Так грозно говорил ксендз, потрясая кулаками, а люди плакали, били себя в грудь и каялись.
Отдышавшись, он опять заговорил о покойнике, о том, что он погиб за всех. И призывал их к миру и согласию, призывал образумиться и не грешить, ибо неизвестно, для кого пробьет завтра последний час и кому придется предстать перед Страшным Судом божьим.
Даже помещик и тот утирал кулаком глаза.
Скоро ксендзы кончили свое дело и ушли вместе с помещиком. Гроб опустили в могилу и стали засыпать, и тут поднялся такой плач, такие причитания, что самое жестокое сердце дрогнуло бы.
Ревела Юзька, ревели Магда и Ганка, голосили родственники, близкие и дальние, и совсем чужие. А всех больше плакала — разливалась Ягуся. Что-то так сжало ей сердце, что она кричала, как безумная.
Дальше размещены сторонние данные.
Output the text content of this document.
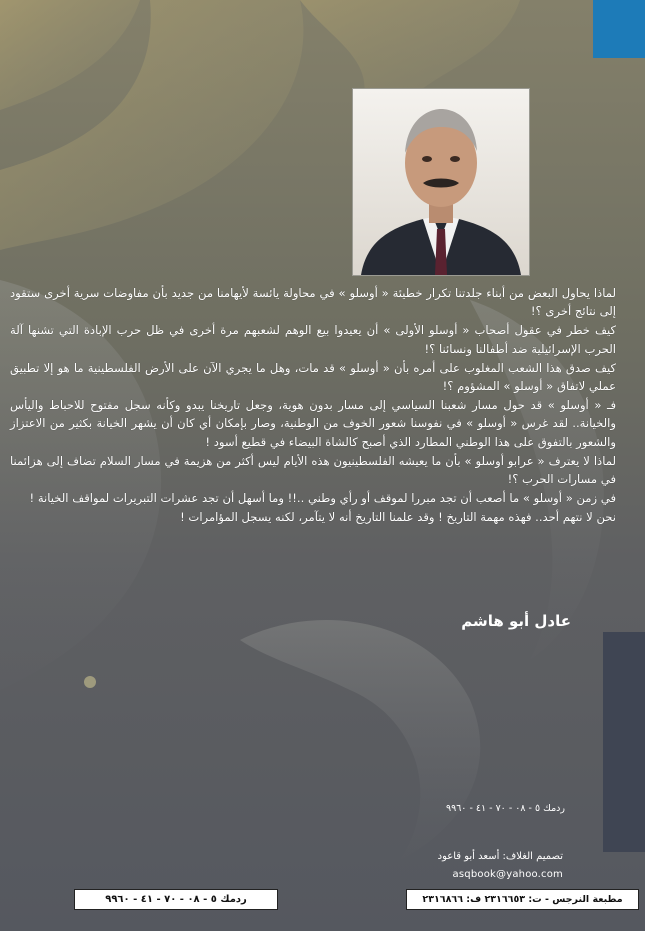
لماذا يحاول البعض من أبناء جلدتنا تكرار خطيئة « أوسلو » في محاولة يائسة لأيهامنا من جديد بأن مفاوضات سرية أخرى ستقود إلى نتائج أخرى ؟!

كيف خطر في عقول أصحاب « أوسلو الأولى » أن يعيدوا بيع الوهم لشعبهم مرة أخرى في ظل حرب الإبادة التي تشنها آلة الحرب الإسرائيلية ضد أطفالنا ونسائنا ؟!

كيف صدق هذا الشعب المغلوب على أمره بأن « أوسلو » قد مات، وهل ما يجري الآن على الأرض الفلسطينية ما هو إلا تطبيق عملي لاتفاق « أوسلو » المشؤوم ؟!

فـ « أوسلو » قد حول مسار شعبنا السياسي إلى مسار بدون هوية، وجعل تاريخنا يبدو وكأنه سجل مفتوح للاحباط واليأس والخيانة.. لقد غرس « أوسلو » في نفوسنا شعور الخوف من الوطنية، وصار بإمكان أي كان أن يشهر الخيانة بكثير من الاعتزاز والشعور بالتفوق على هذا الوطني المطارد الذي أصبح كالشاة البيضاء في قطيع أسود !

لماذا لا يعترف « عرابو أوسلو » بأن ما يعيشه الفلسطينيون هذه الأيام ليس أكثر من هزيمة في مسار السلام تضاف إلى هزائمنا في مسارات الحرب ؟!

في زمن « أوسلو » ما أصعب أن تجد مبررا لموقف أو رأي وطني ..!! وما أسهل أن تجد عشرات التبريرات لمواقف الخيانة !

نحن لا نتهم أحد.. فهذه مهمة التاريخ ! وقد علمنا التاريخ أنه لا يتآمر، لكنه يسجل المؤامرات !

عادل أبو هاشم
ردمك ٥ - ٠٨ - ٧٠ - ٤١ - ٩٩٦٠
تصميم الغلاف: أسعد أبو قاعود
asqbook@yahoo.com
ردمك ٥ - ٠٨ - ٧٠ - ٤١ - ٩٩٦٠	مطبعة النرجس - ت: ٢٣١٦٦٥٣ ف: ٢٣١٦٨٦٦
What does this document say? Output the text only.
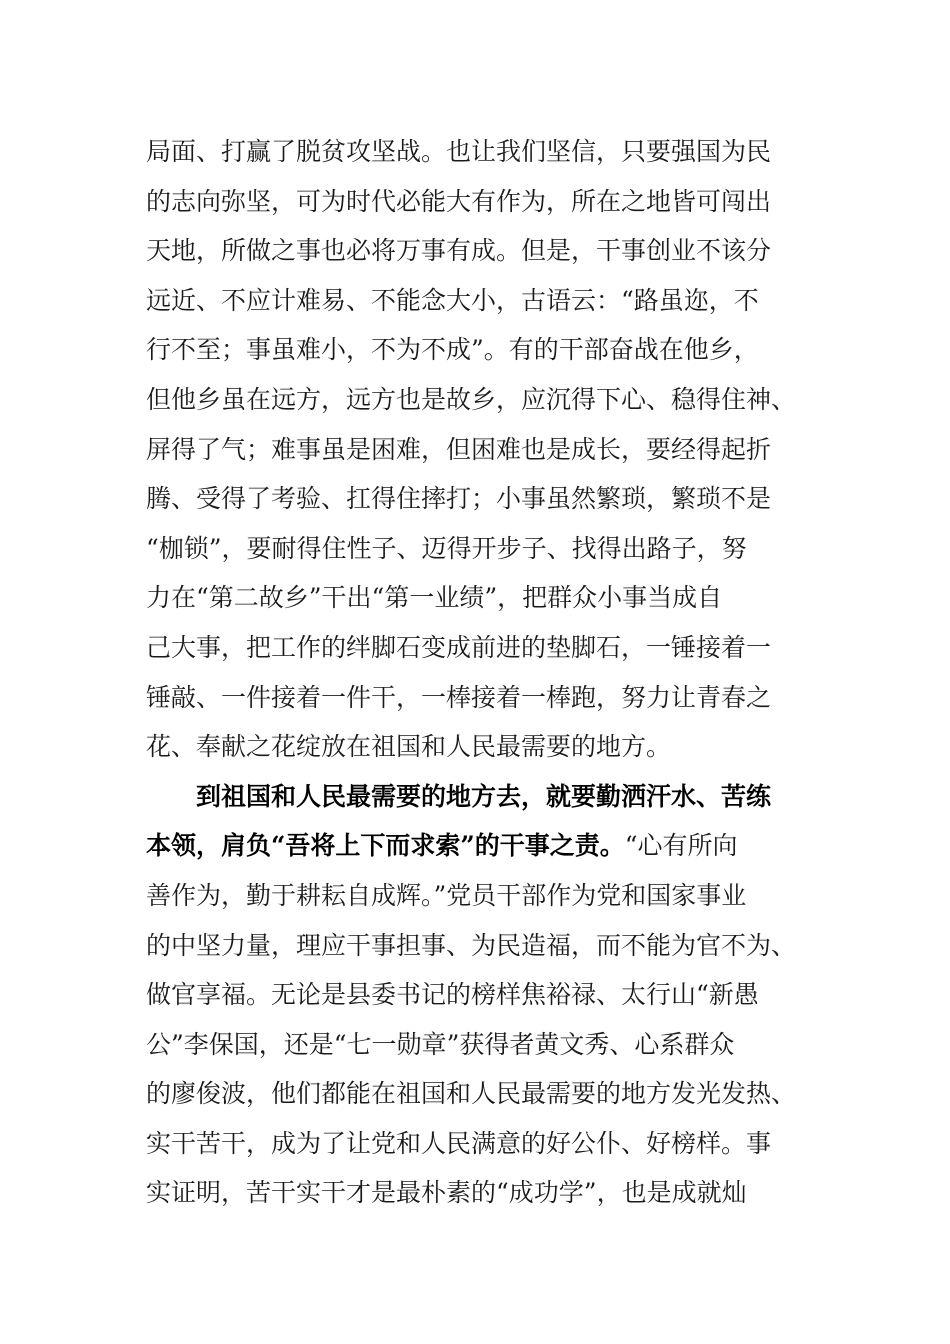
局面、打赢了脱贫攻坚战。也让我们坚信，只要强国为民
的志向弥坚，可为时代必能大有作为，所在之地皆可闯出
天地，所做之事也必将万事有成。但是，干事创业不该分
远近、不应计难易、不能念大小，古语云：“路虽迩，不
行不至；事虽难小，不为不成”。有的干部奋战在他乡，
但他乡虽在远方，远方也是故乡，应沉得下心、稳得住神、
屏得了气；难事虽是困难，但困难也是成长，要经得起折
腾、受得了考验、扛得住摔打；小事虽然繁琐，繁琐不是
“枷锁”，要耐得住性子、迈得开步子、找得出路子，努
力在“第二故乡”干出“第一业绩”，把群众小事当成自
己大事，把工作的绊脚石变成前进的垫脚石，一锤接着一
锤敲、一件接着一件干，一棒接着一棒跑，努力让青春之
花、奉献之花绽放在祖国和人民最需要的地方。
到祖国和人民最需要的地方去，就要勤洒汗水、苦练
本领，肩负“吾将上下而求索”的干事之责。“心有所向
善作为，勤于耕耘自成辉。”党员干部作为党和国家事业
的中坚力量，理应干事担事、为民造福，而不能为官不为、
做官享福。无论是县委书记的榜样焦裕禄、太行山“新愚
公”李保国，还是“七一勋章”获得者黄文秀、心系群众
的廖俊波，他们都能在祖国和人民最需要的地方发光发热、
实干苦干，成为了让党和人民满意的好公仆、好榜样。事
实证明，苦干实干才是最朴素的“成功学”，也是成就灿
— Теперь воет, а при жизни Мацея что проделывала! — буркнула одна из баб, а Плошкова, утирая глаза, подхватила:
— Плачем хочет разжалобить его детей, чтобы из дому ее не выгнали!
— Думает, что найдутся дураки, поверят! — громко сказала и жена органиста.
Но Ягна ничего не слышала и не видела, она упала на землю и плакала так отчаянно, словно это на нее сыпались тяжелые сыпучие струи песка, над ней звучал мрачный погребальный звон, ее оплакивали…
А колокола гудели, жалуясь небесам, и все эти рыдания и вопли над свежей могилой звучали жалобой на неумолимую судьбу, на извечную несправедливость к человеку.
Стали понемногу расходиться. Одни в грустном раздумье бродили среди могил, другие не спеша направились домой, выжидательно оглядываясь назад, так как Ганка и кузнец приглашали некоторых на поминки после похорон.
В доме Борыны все уже было приготовлено: вдоль стен стояли столы и длинные скамьи, и, как только все уселись, подали водку и хлеб.
Выпили чинно, в молчании, закусили, и органист начал читать молитвы, потом запели литанию, умолкая только тогда, когда кузнец пускал вкруговую новую бутылку, а Ягустинка разносила хлеб.